Now that summer holidays are just a recent memory, although hopefully a good one as it was for me, it is time to knuckle down and address the pressing issues of the day.

Martin Warren
The recent Business Confidence survey amongst members does not make easy reading for Wales with few businesses taking advantage of the, probably short term, benefits of the low pound to export and confidence continuing to fall.  It is taking a long time for the reality of Brexit to become clear which will not help in the coming months. Westminster continues to delay triggering Article 50 and arguments rage around what might or might not be possible under any new trade arrangements with the European Single Market.

The First Minister is trying hard to promote Wales and to fight our corner but uncertainty remains about the replacement of the financial support that Wales has been receiving from the EU. The longer term ability for Wales to fund business support, jobs growth and infrastructure development is therefore under threat. 
As the Wales Bill progresses through Parliament the prospect of devolved powers for income tax becomes more real and the importance of a clear funding methodology for Wales becomes more and more essential.
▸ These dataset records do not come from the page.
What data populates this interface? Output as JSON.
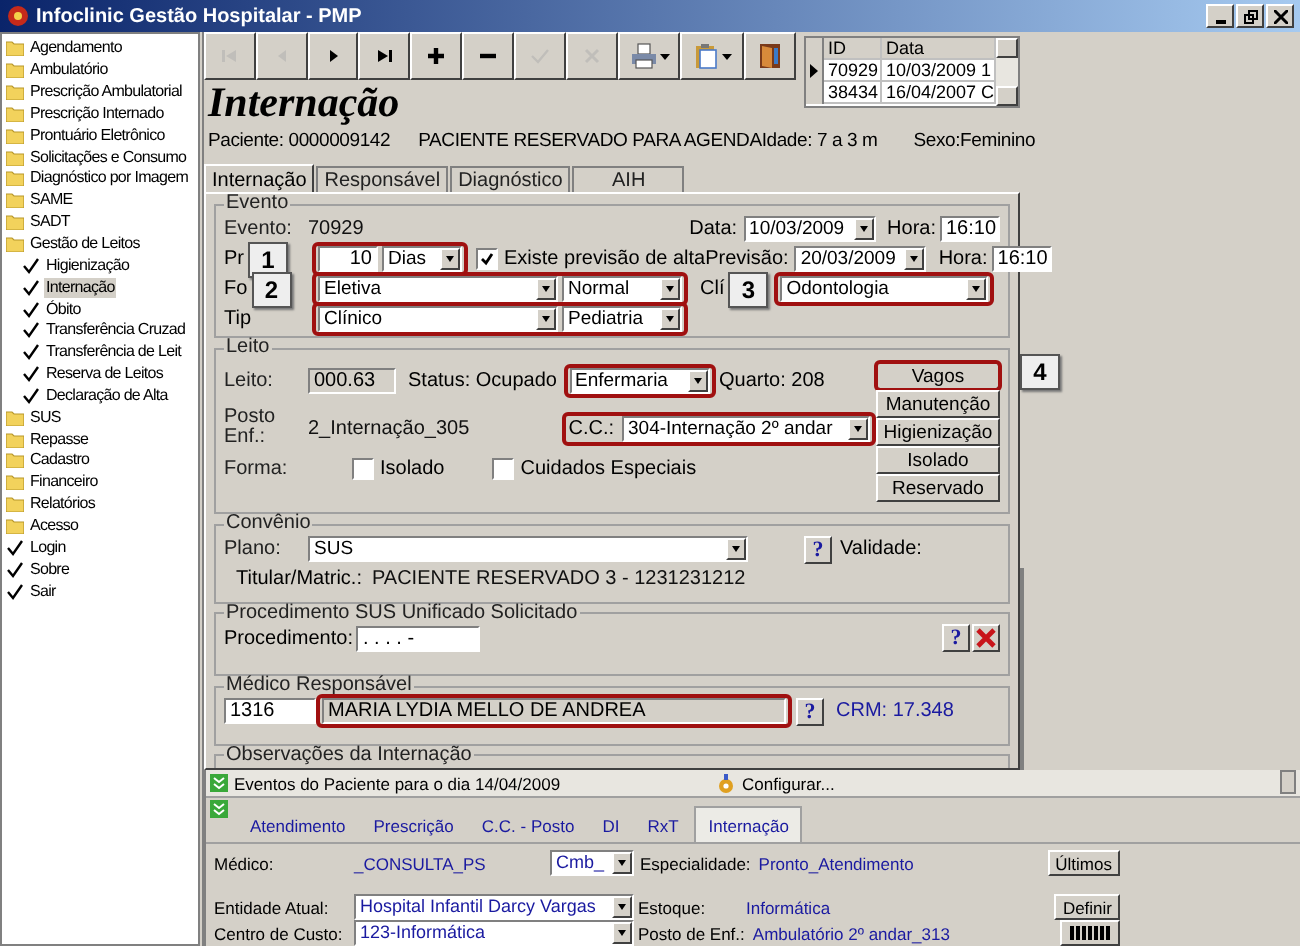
{
  "window": {
    "title": "Infoclinic Gestão Hospitalar - PMP"
  },
  "sidebar": {
    "items": [
      {
        "label": "Agendamento",
        "kind": "folder",
        "selected": false
      },
      {
        "label": "Ambulatório",
        "kind": "folder",
        "selected": false
      },
      {
        "label": "Prescrição Ambulatorial",
        "kind": "folder",
        "selected": false
      },
      {
        "label": "Prescrição Internado",
        "kind": "folder",
        "selected": false
      },
      {
        "label": "Prontuário Eletrônico",
        "kind": "folder",
        "selected": false
      },
      {
        "label": "Solicitações e Consumo",
        "kind": "folder",
        "selected": false
      },
      {
        "label": "Diagnóstico por Imagem",
        "kind": "folder",
        "selected": false
      },
      {
        "label": "SAME",
        "kind": "folder",
        "selected": false
      },
      {
        "label": "SADT",
        "kind": "folder",
        "selected": false
      },
      {
        "label": "Gestão de Leitos",
        "kind": "folder",
        "selected": false,
        "children": [
          {
            "label": "Higienização",
            "kind": "check",
            "selected": false
          },
          {
            "label": "Internação",
            "kind": "check",
            "selected": true
          },
          {
            "label": "Óbito",
            "kind": "check",
            "selected": false
          },
          {
            "label": "Transferência Cruzad",
            "kind": "check",
            "selected": false
          },
          {
            "label": "Transferência de Leit",
            "kind": "check",
            "selected": false
          },
          {
            "label": "Reserva de Leitos",
            "kind": "check",
            "selected": false
          },
          {
            "label": "Declaração de Alta",
            "kind": "check",
            "selected": false
          }
        ]
      },
      {
        "label": "SUS",
        "kind": "folder",
        "selected": false
      },
      {
        "label": "Repasse",
        "kind": "folder",
        "selected": false
      },
      {
        "label": "Cadastro",
        "kind": "folder",
        "selected": false
      },
      {
        "label": "Financeiro",
        "kind": "folder",
        "selected": false
      },
      {
        "label": "Relatórios",
        "kind": "folder",
        "selected": false
      },
      {
        "label": "Acesso",
        "kind": "folder",
        "selected": false
      },
      {
        "label": "Login",
        "kind": "check",
        "selected": false
      },
      {
        "label": "Sobre",
        "kind": "check",
        "selected": false
      },
      {
        "label": "Sair",
        "kind": "check",
        "selected": false
      }
    ]
  },
  "toolbar": {
    "buttons": [
      {
        "kind": "first",
        "disabled": true
      },
      {
        "kind": "prev",
        "disabled": true
      },
      {
        "kind": "next",
        "disabled": false
      },
      {
        "kind": "last",
        "disabled": false
      },
      {
        "kind": "add",
        "disabled": false
      },
      {
        "kind": "remove",
        "disabled": false
      },
      {
        "kind": "confirm",
        "disabled": true
      },
      {
        "kind": "cancel",
        "disabled": true
      },
      {
        "kind": "print",
        "disabled": false
      },
      {
        "kind": "paste",
        "disabled": false
      },
      {
        "kind": "exit",
        "disabled": false
      }
    ]
  },
  "record_grid": {
    "columns": [
      "ID",
      "Data"
    ],
    "rows": [
      {
        "id": "70929",
        "date": "10/03/2009 1",
        "selected": true
      },
      {
        "id": "38434",
        "date": "16/04/2007 C",
        "selected": false
      }
    ]
  },
  "page_title": "Internação",
  "patient": {
    "id": "Paciente: 0000009142",
    "name_age": "PACIENTE RESERVADO PARA AGENDAIdade: 7 a 3 m",
    "sex": "Sexo:Feminino"
  },
  "tabs": [
    {
      "label": "Internação",
      "selected": true
    },
    {
      "label": "Responsável",
      "selected": false
    },
    {
      "label": "Diagnóstico",
      "selected": false
    },
    {
      "label": "AIH",
      "selected": false
    }
  ],
  "evento": {
    "title": "Evento",
    "evento_label": "Evento:",
    "evento_value": "70929",
    "data_label": "Data:",
    "data_value": "10/03/2009",
    "hora_label": "Hora:",
    "hora_value": "16:10",
    "prazo_label": "Pr",
    "prazo_callout": "1",
    "prazo_value": "10",
    "prazo_unit": "Dias",
    "prazo_highlighted": true,
    "alta": {
      "label": "Existe previsão de alta",
      "checked": true
    },
    "previsao_label": "Previsão:",
    "previsao_value": "20/03/2009",
    "previsao_hora_label": "Hora:",
    "previsao_hora_value": "16:10",
    "forma_label": "Fo",
    "forma_callout": "2",
    "forma_values": [
      "Eletiva",
      "Normal"
    ],
    "forma_highlighted": true,
    "clinica_label": "Clí",
    "clinica_callout": "3",
    "clinica_value": "Odontologia",
    "clinica_highlighted": true,
    "tipo_label": "Tip",
    "tipo_values": [
      "Clínico",
      "Pediatria"
    ],
    "tipo_highlighted": true
  },
  "leito": {
    "title": "Leito",
    "leito_label": "Leito:",
    "leito_value": "000.63",
    "status": "Status: Ocupado",
    "acomodacao": "Enfermaria",
    "acomodacao_highlighted": true,
    "quarto": "Quarto: 208",
    "posto_label": "Posto Enf.:",
    "posto_value": "2_Internação_305",
    "cc_label": "C.C.:",
    "cc_value": "304-Internação 2º andar",
    "cc_highlighted": true,
    "forma_label": "Forma:",
    "checkboxes": [
      {
        "label": "Isolado",
        "checked": false
      },
      {
        "label": "Cuidados Especiais",
        "checked": false
      }
    ],
    "buttons": [
      {
        "label": "Vagos",
        "highlighted": true
      },
      {
        "label": "Manutenção",
        "highlighted": false
      },
      {
        "label": "Higienização",
        "highlighted": false
      },
      {
        "label": "Isolado",
        "highlighted": false
      },
      {
        "label": "Reservado",
        "highlighted": false
      }
    ],
    "callout": "4"
  },
  "convenio": {
    "title": "Convênio",
    "plano_label": "Plano:",
    "plano_value": "SUS",
    "help": "?",
    "validade_label": "Validade:",
    "titular_label": "Titular/Matric.:",
    "titular_value": "PACIENTE RESERVADO 3 - 1231231212"
  },
  "procedimento": {
    "title": "Procedimento SUS Unificado Solicitado",
    "label": "Procedimento:",
    "value": ". . . . -",
    "help": "?"
  },
  "medico": {
    "title": "Médico Responsável",
    "code": "1316",
    "name": "MARIA LYDIA MELLO DE ANDREA",
    "name_highlighted": true,
    "help": "?",
    "crm": "CRM: 17.348"
  },
  "observacoes": {
    "title": "Observações da Internação"
  },
  "bottom": {
    "events_title": "Eventos do Paciente para o dia 14/04/2009",
    "configure": "Configurar...",
    "tabs": [
      {
        "label": "Atendimento",
        "selected": false
      },
      {
        "label": "Prescrição",
        "selected": false
      },
      {
        "label": "C.C. - Posto",
        "selected": false
      },
      {
        "label": "DI",
        "selected": false
      },
      {
        "label": "RxT",
        "selected": false
      },
      {
        "label": "Internação",
        "selected": true
      }
    ],
    "medico_label": "Médico:",
    "medico_value": "_CONSULTA_PS",
    "cmb": "Cmb_",
    "especialidade_label": "Especialidade:",
    "especialidade_value": "Pronto_Atendimento",
    "ultimos": "Últimos",
    "entidade_label": "Entidade Atual:",
    "entidade_value": "Hospital Infantil Darcy Vargas",
    "estoque_label": "Estoque:",
    "estoque_value": "Informática",
    "definir": "Definir",
    "centro_label": "Centro de Custo:",
    "centro_value": "123-Informática",
    "posto_label": "Posto de Enf.:",
    "posto_value": "Ambulatório 2º andar_313"
  }
}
It will be pointless if not damaging to Wales if the result of these powers is a reduction in Barnett which negates or even exceeds the taxes raised. 

With austerity still required to bite and a Westminster Government concentrating all its efforts upon dealing with Brexit can we really expect that Wales will get a fair hearing and fair treatment going forward? The Barnett formula requires major surgery if not replacement to recognise more devolved powers, taxes raised by devolved governments and the replacement of the historic European financial support. 

History isn’t on our side particularly with parties of different colours in power at Westminster and Cardiff but perhaps the new administration under Prime Minister May will be different. Let us hope so!